Use Case:
Dowload hundred of thousands of xmls files (size from bytes to 50 mb/file) structured like this /year-month/year-month-day/hours/files with ftplib. So i loop through each hour folder for a given day and for each one i store all the filenames with ftp.nlst(), then i loop through each filename and i donwload the concerned file like this.
with open(local_file, 'wb') as fhandle:
try:
ftp.retrbinary('RETR ' + filename, fhandle.write)
except EOFError:
try:
fhandle.close()
os.remove(local_file)
ftp = ftplib.FTP()
ftp.connect(self.remote_host,self.port, timeout=60)
ftp.login(self.username, self.passwd, acct="")
ftp.cwd(self.input_folder + '/' + subdir)
try:
with open(local_file, 'wb') as fhandle:
ftp.retrbinary('RETR ' + filename, fhandle.write, 8192)
except:
self.log.error('i give up !!!')
Expected:
For each day given as input folder, download all the concerned xml files
what i get:
EOFError
What i already tried:
- I have gone though all possible posts about the subject on stackoverflow and the net in general.

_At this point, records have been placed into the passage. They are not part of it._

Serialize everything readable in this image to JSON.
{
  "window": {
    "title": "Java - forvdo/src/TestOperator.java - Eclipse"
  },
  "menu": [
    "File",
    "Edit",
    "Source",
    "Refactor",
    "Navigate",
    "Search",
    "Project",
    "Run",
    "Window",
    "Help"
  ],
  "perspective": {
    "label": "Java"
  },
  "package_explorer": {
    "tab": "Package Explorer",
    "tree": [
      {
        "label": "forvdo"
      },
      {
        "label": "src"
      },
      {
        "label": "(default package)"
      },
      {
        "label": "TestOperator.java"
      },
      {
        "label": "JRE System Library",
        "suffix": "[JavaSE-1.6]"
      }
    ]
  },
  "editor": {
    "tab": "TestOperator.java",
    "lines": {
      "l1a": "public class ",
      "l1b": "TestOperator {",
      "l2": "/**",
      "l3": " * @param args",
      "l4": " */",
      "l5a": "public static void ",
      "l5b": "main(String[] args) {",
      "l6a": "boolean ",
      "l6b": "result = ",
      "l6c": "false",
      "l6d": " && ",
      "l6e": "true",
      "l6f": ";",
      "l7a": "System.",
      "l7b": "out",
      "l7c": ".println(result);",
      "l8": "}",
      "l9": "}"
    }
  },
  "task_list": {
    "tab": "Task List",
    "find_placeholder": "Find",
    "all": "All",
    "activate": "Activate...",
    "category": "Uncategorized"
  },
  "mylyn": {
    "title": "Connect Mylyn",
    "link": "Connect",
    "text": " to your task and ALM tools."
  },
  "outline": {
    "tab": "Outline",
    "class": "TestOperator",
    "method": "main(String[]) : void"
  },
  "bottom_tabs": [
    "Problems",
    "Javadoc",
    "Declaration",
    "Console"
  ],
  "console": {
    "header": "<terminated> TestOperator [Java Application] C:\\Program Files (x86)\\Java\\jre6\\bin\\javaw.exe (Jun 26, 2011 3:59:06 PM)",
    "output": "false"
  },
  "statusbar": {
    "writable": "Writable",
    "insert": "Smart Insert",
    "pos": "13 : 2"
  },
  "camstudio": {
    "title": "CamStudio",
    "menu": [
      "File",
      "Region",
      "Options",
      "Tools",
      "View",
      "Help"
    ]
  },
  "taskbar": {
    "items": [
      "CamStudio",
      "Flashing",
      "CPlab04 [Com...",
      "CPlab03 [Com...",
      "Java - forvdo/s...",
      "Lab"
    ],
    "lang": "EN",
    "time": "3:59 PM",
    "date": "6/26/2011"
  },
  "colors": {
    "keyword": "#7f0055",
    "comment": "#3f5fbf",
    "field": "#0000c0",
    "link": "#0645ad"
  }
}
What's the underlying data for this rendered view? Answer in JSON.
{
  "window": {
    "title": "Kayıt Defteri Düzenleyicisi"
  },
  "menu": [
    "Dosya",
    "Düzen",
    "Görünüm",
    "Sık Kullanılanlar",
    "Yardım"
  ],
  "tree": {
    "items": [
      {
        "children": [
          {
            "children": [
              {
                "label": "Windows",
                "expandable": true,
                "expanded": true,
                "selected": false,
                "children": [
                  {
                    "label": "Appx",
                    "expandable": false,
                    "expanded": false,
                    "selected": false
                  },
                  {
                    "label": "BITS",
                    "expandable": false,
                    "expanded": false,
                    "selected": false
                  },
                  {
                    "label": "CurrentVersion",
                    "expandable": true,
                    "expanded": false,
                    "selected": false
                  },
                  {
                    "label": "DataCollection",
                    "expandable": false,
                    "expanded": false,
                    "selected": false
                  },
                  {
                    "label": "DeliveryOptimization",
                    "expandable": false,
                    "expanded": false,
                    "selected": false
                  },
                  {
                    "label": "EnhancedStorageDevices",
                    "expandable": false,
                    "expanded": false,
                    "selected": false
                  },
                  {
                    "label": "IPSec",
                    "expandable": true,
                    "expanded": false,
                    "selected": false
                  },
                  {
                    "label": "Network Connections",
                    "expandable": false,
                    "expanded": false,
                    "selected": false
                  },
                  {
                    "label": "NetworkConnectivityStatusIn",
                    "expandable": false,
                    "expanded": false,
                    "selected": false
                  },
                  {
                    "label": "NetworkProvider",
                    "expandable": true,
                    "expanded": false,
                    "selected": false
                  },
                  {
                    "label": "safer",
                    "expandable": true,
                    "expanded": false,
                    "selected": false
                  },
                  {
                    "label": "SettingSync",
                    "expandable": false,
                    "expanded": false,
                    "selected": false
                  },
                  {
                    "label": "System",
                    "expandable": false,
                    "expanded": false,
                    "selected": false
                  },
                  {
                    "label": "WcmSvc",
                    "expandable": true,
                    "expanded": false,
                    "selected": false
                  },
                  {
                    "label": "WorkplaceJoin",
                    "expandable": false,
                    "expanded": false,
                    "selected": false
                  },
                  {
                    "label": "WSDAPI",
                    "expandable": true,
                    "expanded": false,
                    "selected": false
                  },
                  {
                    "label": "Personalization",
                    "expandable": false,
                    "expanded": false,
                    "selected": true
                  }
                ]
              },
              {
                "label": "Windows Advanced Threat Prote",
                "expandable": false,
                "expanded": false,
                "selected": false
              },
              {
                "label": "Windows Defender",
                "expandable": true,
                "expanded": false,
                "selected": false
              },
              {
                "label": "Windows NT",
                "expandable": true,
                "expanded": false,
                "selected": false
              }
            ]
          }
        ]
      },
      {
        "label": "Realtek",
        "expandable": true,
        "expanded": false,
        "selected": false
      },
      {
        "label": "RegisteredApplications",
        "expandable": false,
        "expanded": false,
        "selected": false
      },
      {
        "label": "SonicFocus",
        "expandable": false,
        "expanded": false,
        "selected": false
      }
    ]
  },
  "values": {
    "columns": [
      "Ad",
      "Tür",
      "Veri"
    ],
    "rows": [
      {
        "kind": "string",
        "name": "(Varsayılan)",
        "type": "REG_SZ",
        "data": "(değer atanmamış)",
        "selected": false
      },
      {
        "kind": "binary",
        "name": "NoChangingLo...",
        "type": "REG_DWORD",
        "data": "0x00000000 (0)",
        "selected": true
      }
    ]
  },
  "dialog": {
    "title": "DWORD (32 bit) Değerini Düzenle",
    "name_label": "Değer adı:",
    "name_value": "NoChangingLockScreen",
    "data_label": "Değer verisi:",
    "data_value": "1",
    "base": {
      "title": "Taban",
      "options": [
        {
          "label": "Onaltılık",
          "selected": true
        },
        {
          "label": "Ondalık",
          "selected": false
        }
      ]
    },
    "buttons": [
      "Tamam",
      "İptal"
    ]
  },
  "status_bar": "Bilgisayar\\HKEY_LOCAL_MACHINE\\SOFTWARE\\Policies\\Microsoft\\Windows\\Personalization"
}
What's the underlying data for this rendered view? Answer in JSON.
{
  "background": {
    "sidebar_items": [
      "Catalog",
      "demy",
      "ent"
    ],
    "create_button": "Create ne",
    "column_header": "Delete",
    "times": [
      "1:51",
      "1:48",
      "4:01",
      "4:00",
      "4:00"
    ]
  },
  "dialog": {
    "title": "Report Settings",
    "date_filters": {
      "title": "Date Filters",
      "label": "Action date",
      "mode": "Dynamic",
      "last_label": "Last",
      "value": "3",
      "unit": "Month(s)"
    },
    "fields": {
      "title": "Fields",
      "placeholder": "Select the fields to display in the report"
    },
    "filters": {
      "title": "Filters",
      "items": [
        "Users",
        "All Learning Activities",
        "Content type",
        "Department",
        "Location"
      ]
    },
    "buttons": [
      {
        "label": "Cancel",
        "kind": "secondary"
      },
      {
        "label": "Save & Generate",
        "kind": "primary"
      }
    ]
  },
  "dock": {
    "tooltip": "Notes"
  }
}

- i have tried to close and open a ne connection for each subfolder in the hour folder.
- It doesn't seem to be one specific file that is causing the problem. It is definitely not the first one. i get this
EOFError
while downloading files withftp.retrbinary()
. It is related to the fact that i download hundred of thousands of xmls files, because i have tested the script with 2000 files and i didn't got any exceptions but with around 287000 files i get it always. And what i don't understand is that the script downloads each time the same amount/number of xml files, around 159 000 and it is always I have tried to play with the buffersize in
ftp.retrbinary('RETR ' + filename, fhandle.write,4096)
Question:
it may be that i have missed something? How to handle this EOFError to continue downloading all my files...and without loosing my sanity.
Finally i found a solution for my problem. Instead of opening a connection for each sub-folder, i now open a connection for each file to be downloaded. It is less performant, but i get to pass this
EOFError
. I also found out that the FTP server which i want to download files from have restrictions for example on the number of parallel connections or how long a connection may last.